Among the varieties of "Funky Fries," a line of Ore-Ida frozen potatoes due in May, are "Kool Blue" seasoned spuds, "Cinna-Stiks" cinnamon-sugar fries and chocolatey "Cocoa Crispers."
John Carroll, of Heinz’s frozen-food division, told the Associated Press that in market research "we asked the kids what would make them want to eat more french fries."
I have to wonder, who thinks children need to eat more french fries and chocolate fries at that?
Just two months ago, U.S. Surgeon General declared war on obesity by calling for sweeping changes in school lunch programs and recommending daily physical education for all kids.
We’ve got a problem, and chocolate fries aren’t part of the solution.

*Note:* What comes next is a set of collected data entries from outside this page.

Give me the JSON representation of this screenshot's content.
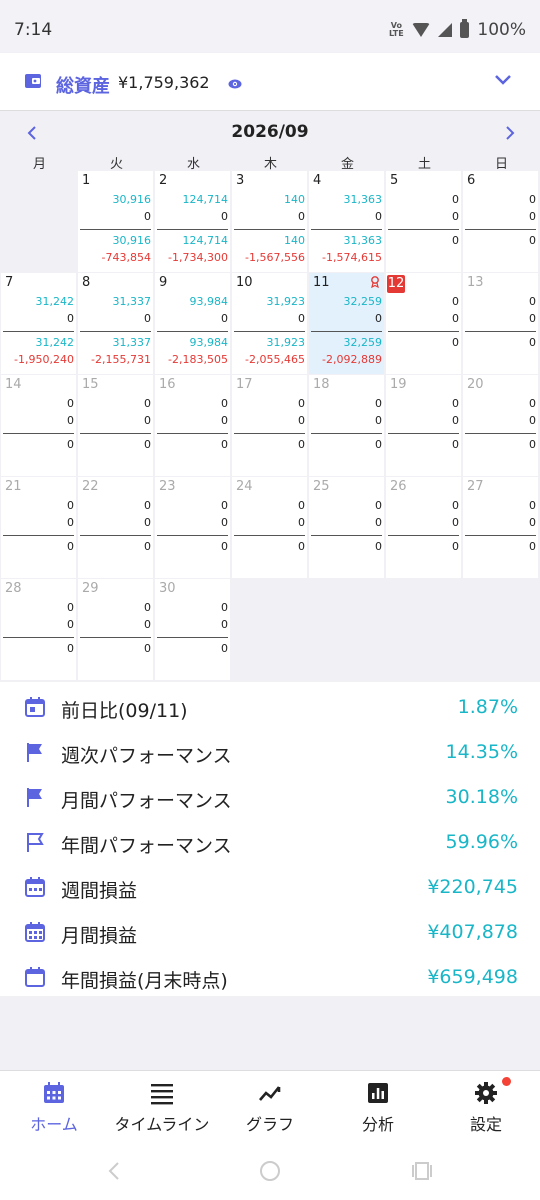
{
  "status": {
    "time": "7:14",
    "volte": "Vo LTE",
    "battery": "100%"
  },
  "asset": {
    "label": "総資産",
    "value": "¥1,759,362"
  },
  "calendar": {
    "month": "2026/09",
    "weekdays": [
      "月",
      "火",
      "水",
      "木",
      "金",
      "土",
      "日"
    ],
    "days": [
      {
        "d": "1",
        "col": 1,
        "row": 0,
        "v1": "30,916",
        "v2": "0",
        "v3": "30,916",
        "v4": "-743,854"
      },
      {
        "d": "2",
        "col": 2,
        "row": 0,
        "v1": "124,714",
        "v2": "0",
        "v3": "124,714",
        "v4": "-1,734,300"
      },
      {
        "d": "3",
        "col": 3,
        "row": 0,
        "v1": "140",
        "v2": "0",
        "v3": "140",
        "v4": "-1,567,556"
      },
      {
        "d": "4",
        "col": 4,
        "row": 0,
        "v1": "31,363",
        "v2": "0",
        "v3": "31,363",
        "v4": "-1,574,615"
      },
      {
        "d": "5",
        "col": 5,
        "row": 0,
        "v1": "0",
        "v2": "0",
        "v3": "0",
        "v4": ""
      },
      {
        "d": "6",
        "col": 6,
        "row": 0,
        "v1": "0",
        "v2": "0",
        "v3": "0",
        "v4": ""
      },
      {
        "d": "7",
        "col": 0,
        "row": 1,
        "v1": "31,242",
        "v2": "0",
        "v3": "31,242",
        "v4": "-1,950,240"
      },
      {
        "d": "8",
        "col": 1,
        "row": 1,
        "v1": "31,337",
        "v2": "0",
        "v3": "31,337",
        "v4": "-2,155,731"
      },
      {
        "d": "9",
        "col": 2,
        "row": 1,
        "v1": "93,984",
        "v2": "0",
        "v3": "93,984",
        "v4": "-2,183,505"
      },
      {
        "d": "10",
        "col": 3,
        "row": 1,
        "v1": "31,923",
        "v2": "0",
        "v3": "31,923",
        "v4": "-2,055,465"
      },
      {
        "d": "11",
        "col": 4,
        "row": 1,
        "v1": "32,259",
        "v2": "0",
        "v3": "32,259",
        "v4": "-2,092,889",
        "today": true
      },
      {
        "d": "12",
        "col": 5,
        "row": 1,
        "v1": "0",
        "v2": "0",
        "v3": "0",
        "v4": "",
        "selected": true
      },
      {
        "d": "13",
        "col": 6,
        "row": 1,
        "v1": "0",
        "v2": "0",
        "v3": "0",
        "v4": "",
        "muted": true
      },
      {
        "d": "14",
        "col": 0,
        "row": 2,
        "v1": "0",
        "v2": "0",
        "v3": "0",
        "v4": "",
        "muted": true
      },
      {
        "d": "15",
        "col": 1,
        "row": 2,
        "v1": "0",
        "v2": "0",
        "v3": "0",
        "v4": "",
        "muted": true
      },
      {
        "d": "16",
        "col": 2,
        "row": 2,
        "v1": "0",
        "v2": "0",
        "v3": "0",
        "v4": "",
        "muted": true
      },
      {
        "d": "17",
        "col": 3,
        "row": 2,
        "v1": "0",
        "v2": "0",
        "v3": "0",
        "v4": "",
        "muted": true
      },
      {
        "d": "18",
        "col": 4,
        "row": 2,
        "v1": "0",
        "v2": "0",
        "v3": "0",
        "v4": "",
        "muted": true
      },
      {
        "d": "19",
        "col": 5,
        "row": 2,
        "v1": "0",
        "v2": "0",
        "v3": "0",
        "v4": "",
        "muted": true
      },
      {
        "d": "20",
        "col": 6,
        "row": 2,
        "v1": "0",
        "v2": "0",
        "v3": "0",
        "v4": "",
        "muted": true
      },
      {
        "d": "21",
        "col": 0,
        "row": 3,
        "v1": "0",
        "v2": "0",
        "v3": "0",
        "v4": "",
        "muted": true
      },
      {
        "d": "22",
        "col": 1,
        "row": 3,
        "v1": "0",
        "v2": "0",
        "v3": "0",
        "v4": "",
        "muted": true
      },
      {
        "d": "23",
        "col": 2,
        "row": 3,
        "v1": "0",
        "v2": "0",
        "v3": "0",
        "v4": "",
        "muted": true
      },
      {
        "d": "24",
        "col": 3,
        "row": 3,
        "v1": "0",
        "v2": "0",
        "v3": "0",
        "v4": "",
        "muted": true
      },
      {
        "d": "25",
        "col": 4,
        "row": 3,
        "v1": "0",
        "v2": "0",
        "v3": "0",
        "v4": "",
        "muted": true
      },
      {
        "d": "26",
        "col": 5,
        "row": 3,
        "v1": "0",
        "v2": "0",
        "v3": "0",
        "v4": "",
        "muted": true
      },
      {
        "d": "27",
        "col": 6,
        "row": 3,
        "v1": "0",
        "v2": "0",
        "v3": "0",
        "v4": "",
        "muted": true
      },
      {
        "d": "28",
        "col": 0,
        "row": 4,
        "v1": "0",
        "v2": "0",
        "v3": "0",
        "v4": "",
        "muted": true
      },
      {
        "d": "29",
        "col": 1,
        "row": 4,
        "v1": "0",
        "v2": "0",
        "v3": "0",
        "v4": "",
        "muted": true
      },
      {
        "d": "30",
        "col": 2,
        "row": 4,
        "v1": "0",
        "v2": "0",
        "v3": "0",
        "v4": "",
        "muted": true
      }
    ]
  },
  "summary": [
    {
      "icon": "calendar-day-icon",
      "label": "前日比(09/11)",
      "value": "1.87%"
    },
    {
      "icon": "flag-icon",
      "label": "週次パフォーマンス",
      "value": "14.35%"
    },
    {
      "icon": "flag-icon",
      "label": "月間パフォーマンス",
      "value": "30.18%"
    },
    {
      "icon": "flag-outline-icon",
      "label": "年間パフォーマンス",
      "value": "59.96%"
    },
    {
      "icon": "calendar-week-icon",
      "label": "週間損益",
      "value": "¥220,745"
    },
    {
      "icon": "calendar-month-icon",
      "label": "月間損益",
      "value": "¥407,878"
    },
    {
      "icon": "calendar-icon",
      "label": "年間損益(月末時点)",
      "value": "¥659,498"
    }
  ],
  "nav": {
    "tabs": [
      {
        "label": "ホーム",
        "icon": "calendar-grid-icon",
        "active": true
      },
      {
        "label": "タイムライン",
        "icon": "list-icon"
      },
      {
        "label": "グラフ",
        "icon": "trend-icon"
      },
      {
        "label": "分析",
        "icon": "bar-chart-icon"
      },
      {
        "label": "設定",
        "icon": "gear-icon",
        "dot": true
      }
    ]
  },
  "colors": {
    "accent": "#5c64e0",
    "positive": "#19b6c7",
    "negative": "#e53935",
    "today_bg": "#e3f1fc"
  }
}
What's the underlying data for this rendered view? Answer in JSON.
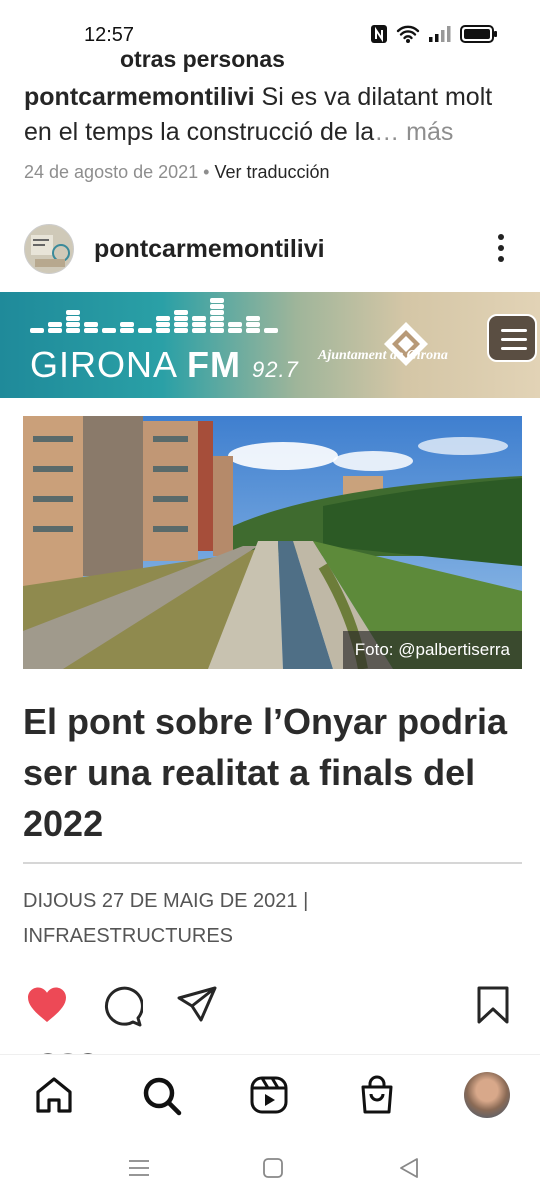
{
  "status_bar": {
    "time": "12:57",
    "icons": [
      "nfc-icon",
      "wifi-icon",
      "signal-icon",
      "battery-icon"
    ]
  },
  "caption": {
    "cut_title": "otras personas",
    "username": "pontcarmemontilivi",
    "text": " Si es va dilatant molt en el temps la construcció de la",
    "more": "… más",
    "date": "24 de agosto de 2021",
    "separator": " • ",
    "translate": "Ver traducción"
  },
  "post": {
    "username": "pontcarmemontilivi",
    "more_icon": "more-vertical-icon"
  },
  "media": {
    "brand_name": "GIRONA",
    "brand_fm": "FM",
    "brand_freq": "92.7",
    "ajuntament": "Ajuntament de Girona",
    "photo_credit": "Foto: @palbertiserra",
    "headline": "El pont sobre l’Onyar podria ser una realitat a finals del 2022",
    "article_date": "DIJOUS 27 DE MAIG DE 2021",
    "article_sep": " |",
    "article_category": "INFRAESTRUCTURES"
  },
  "actions": {
    "like_color": "#ed4956",
    "icons": [
      "heart-icon",
      "comment-icon",
      "share-icon",
      "bookmark-icon"
    ]
  },
  "bottom_nav": {
    "icons": [
      "home-icon",
      "search-icon",
      "reels-icon",
      "shop-icon",
      "profile-avatar"
    ]
  },
  "system_nav": {
    "icons": [
      "recent-apps-icon",
      "home-square-icon",
      "back-icon"
    ]
  }
}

In September, the Journal of the American Medical Association reported that rates of obesity and diabetes in the United States have grown by 50 percent or more over the last decade.
According to a Centers for Disease Control study, the proportion of Americans at least 30 pounds overweight rose from 12 percent in 1991 to 19.8 percent in 2000. The proportion who are diabetic increased from 4.9 percent to 7.3 percent. In children, researchers found, the incidence of Type 2 diabetes was 3 percent to 5 percent two decades ago. Now it’s 25 percent to 30 percent.
The prevalence of obesity among American kids increased by 100 percent between 1980 and 1994, according to a study published last year in The Lancet medical journal.
Liver is not the answer, nor is lying.
With my first child, I practiced grocery aisle deception. I’d tell my gullible toddler that the garish cereal boxes were decorations. The real cereal, I’d say, is in this yellow box, and I’d grab unadulterated Cheerios.
It didn’t work long. Sooner rather than later, kids find out about Hostess Twinkies. They find out about Oreos and Lunchables and Pop-Tarts. It’s bad enough that cereal is dessert. Must the token "vegetable," the lowly fry, be dessert, too?
Our only defense, parents, is not a plateful of liver. The days of "eat it or wear it" persuasion are over. I don’t miss them.
I was strict with child No. 1. These days, you’ll find Kellogg’s Frosted Flakes and Sprite at my house. You’ll also find kiwi and couscous, and my boys eat them. As long as he can put hot sauce on it, my teen-ager would rather eat leftover rice than a scoop of rocky road.
My younger son is a work in progress. He said the other night that green beans are for "when I grow up." Given the chance, he’d say Cocoa Crispers are for right now.
Fat chance, kiddo. Do I sound like somebody’s 1960 dad? Someone has to.
I’m drawing a line in the sand, and I’m drawing it with red ketchup, not Heinz green: No chocolate french fries — not under my roof.